All these questions can and will be answered by somebody else.
I want to talk briefly today about what the political class can learn from Steve Jobs.
Jobs' central insight was that he believed that the technology had to be transformed to appeal to the mass market. He didn’t dumb down his technology and he didn’t require the public to somehow learn a bunch of new stuff so that they could use his products.
What he did do was connect cool products with average people in such a way as to elevate the lives of average Americans while still making products that were both innovative and earth-shattering.
And most importantly, he brought the world of technology to the world at large, taking it out of the domain of experts, hobbyists and techno-geeks, and bringing into the consumer world.

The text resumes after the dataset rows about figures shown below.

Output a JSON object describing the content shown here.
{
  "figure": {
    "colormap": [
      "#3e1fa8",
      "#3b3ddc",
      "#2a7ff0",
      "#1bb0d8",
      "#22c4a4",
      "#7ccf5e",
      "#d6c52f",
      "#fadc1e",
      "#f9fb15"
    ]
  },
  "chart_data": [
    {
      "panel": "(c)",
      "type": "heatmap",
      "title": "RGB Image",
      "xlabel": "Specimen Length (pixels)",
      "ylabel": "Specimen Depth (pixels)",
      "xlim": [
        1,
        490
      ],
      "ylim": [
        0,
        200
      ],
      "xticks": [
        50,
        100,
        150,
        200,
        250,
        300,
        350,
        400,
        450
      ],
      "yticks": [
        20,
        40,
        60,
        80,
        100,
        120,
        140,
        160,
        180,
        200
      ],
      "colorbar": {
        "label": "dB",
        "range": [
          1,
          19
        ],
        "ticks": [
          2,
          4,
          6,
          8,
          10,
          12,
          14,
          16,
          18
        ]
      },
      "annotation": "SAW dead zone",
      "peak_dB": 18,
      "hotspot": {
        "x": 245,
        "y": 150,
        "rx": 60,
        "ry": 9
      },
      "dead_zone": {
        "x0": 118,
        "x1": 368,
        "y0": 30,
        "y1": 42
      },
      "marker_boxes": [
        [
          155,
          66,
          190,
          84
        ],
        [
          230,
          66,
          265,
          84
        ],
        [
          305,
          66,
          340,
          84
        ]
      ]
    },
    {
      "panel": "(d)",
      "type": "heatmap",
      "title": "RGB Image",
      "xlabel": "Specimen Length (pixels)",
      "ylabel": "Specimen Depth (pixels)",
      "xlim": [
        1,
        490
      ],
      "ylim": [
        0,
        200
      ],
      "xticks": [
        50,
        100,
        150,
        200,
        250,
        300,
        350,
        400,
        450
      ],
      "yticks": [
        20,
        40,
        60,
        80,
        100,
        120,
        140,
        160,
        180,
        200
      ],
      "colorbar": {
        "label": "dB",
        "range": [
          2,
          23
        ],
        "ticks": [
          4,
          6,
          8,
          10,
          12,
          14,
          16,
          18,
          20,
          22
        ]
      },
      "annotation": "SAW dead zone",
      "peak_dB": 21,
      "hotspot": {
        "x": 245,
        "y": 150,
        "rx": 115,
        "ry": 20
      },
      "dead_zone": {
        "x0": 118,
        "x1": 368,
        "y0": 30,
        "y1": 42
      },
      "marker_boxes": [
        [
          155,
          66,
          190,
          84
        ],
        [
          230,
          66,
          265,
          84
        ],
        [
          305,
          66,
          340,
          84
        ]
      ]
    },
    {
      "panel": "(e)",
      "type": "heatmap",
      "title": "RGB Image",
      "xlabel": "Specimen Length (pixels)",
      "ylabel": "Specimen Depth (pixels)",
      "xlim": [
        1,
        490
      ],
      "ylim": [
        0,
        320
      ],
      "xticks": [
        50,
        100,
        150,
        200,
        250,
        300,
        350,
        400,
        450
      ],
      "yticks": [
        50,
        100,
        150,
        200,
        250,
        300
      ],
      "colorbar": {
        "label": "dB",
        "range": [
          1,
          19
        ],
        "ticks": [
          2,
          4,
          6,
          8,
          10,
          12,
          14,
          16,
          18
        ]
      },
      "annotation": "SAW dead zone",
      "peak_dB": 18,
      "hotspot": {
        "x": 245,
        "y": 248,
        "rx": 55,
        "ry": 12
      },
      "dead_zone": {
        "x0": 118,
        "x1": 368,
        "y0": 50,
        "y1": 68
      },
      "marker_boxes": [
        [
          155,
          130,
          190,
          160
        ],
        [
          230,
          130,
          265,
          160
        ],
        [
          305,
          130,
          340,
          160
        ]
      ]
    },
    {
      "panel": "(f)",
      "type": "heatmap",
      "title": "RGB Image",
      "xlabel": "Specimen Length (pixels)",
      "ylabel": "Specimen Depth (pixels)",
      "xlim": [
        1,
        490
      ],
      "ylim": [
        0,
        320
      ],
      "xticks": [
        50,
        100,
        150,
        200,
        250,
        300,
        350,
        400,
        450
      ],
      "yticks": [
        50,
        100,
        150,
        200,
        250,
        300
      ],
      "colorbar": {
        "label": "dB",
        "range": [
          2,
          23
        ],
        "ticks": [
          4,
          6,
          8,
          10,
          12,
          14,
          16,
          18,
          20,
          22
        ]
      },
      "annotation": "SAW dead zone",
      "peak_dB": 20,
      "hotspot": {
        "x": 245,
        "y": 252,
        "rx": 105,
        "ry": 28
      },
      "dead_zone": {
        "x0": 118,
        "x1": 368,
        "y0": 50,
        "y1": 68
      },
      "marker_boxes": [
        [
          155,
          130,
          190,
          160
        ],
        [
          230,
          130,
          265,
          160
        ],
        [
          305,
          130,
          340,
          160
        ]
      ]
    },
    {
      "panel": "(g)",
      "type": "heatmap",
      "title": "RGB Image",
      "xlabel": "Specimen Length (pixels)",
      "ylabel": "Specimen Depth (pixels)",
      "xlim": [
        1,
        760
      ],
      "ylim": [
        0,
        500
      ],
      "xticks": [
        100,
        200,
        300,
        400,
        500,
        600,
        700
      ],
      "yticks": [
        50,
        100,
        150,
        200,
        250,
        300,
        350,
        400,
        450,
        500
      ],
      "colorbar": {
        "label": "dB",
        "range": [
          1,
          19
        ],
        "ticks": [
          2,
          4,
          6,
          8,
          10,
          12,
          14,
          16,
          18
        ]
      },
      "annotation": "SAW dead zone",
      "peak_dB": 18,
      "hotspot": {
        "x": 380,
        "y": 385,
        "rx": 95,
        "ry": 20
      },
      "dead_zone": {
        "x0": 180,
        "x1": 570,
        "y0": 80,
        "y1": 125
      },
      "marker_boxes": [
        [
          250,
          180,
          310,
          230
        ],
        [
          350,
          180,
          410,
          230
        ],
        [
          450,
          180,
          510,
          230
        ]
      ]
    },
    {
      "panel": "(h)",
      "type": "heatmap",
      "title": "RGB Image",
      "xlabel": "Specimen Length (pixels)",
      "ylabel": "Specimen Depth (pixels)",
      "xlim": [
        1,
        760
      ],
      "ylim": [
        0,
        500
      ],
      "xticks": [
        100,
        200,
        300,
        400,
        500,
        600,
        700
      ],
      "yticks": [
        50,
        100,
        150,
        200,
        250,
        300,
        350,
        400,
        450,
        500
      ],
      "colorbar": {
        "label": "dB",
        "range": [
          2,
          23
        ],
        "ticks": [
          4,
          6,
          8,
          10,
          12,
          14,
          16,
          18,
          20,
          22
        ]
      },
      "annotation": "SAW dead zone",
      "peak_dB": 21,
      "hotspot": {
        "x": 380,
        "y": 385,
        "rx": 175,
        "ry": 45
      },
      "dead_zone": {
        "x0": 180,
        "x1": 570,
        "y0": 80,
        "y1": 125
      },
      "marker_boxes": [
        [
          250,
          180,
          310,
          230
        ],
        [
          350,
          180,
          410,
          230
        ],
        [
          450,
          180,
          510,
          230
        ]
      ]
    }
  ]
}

That needs to happen to politics.
Somehow, our political debates need to be transformed so they are not dominated by the whims of narrow ideological interests and instead brought to the attention of the vast middle of the country.
Like technology, our political system is complex and opaque, sometimes purposefully so. And unfortunately, when our political class chooses to engage the public, it usually does so by dumbing down the process, through 30-second ads and robo-calls.
What we need is a Steve Jobs figure who can spend some quality time thinking about how to demystify politics without unnecessarily dumbing it down.
Technology must play a role in this transformation of our political culture.
Whether it is through a new iPhone or Android application, a new game console by Xbox, or through Facebook and Twitter, the American people must become better informed about the choices we face as a country, about the legislative process, about the Constitution, and about the many different opinions held by our collective body politic. It wouldn’t hurt if we could all learn a few more things about the world’s economics and our strategic interests internationally.
Jobs was brilliant at bringing technology to the people. Who will be the person who will bring politics back to the people?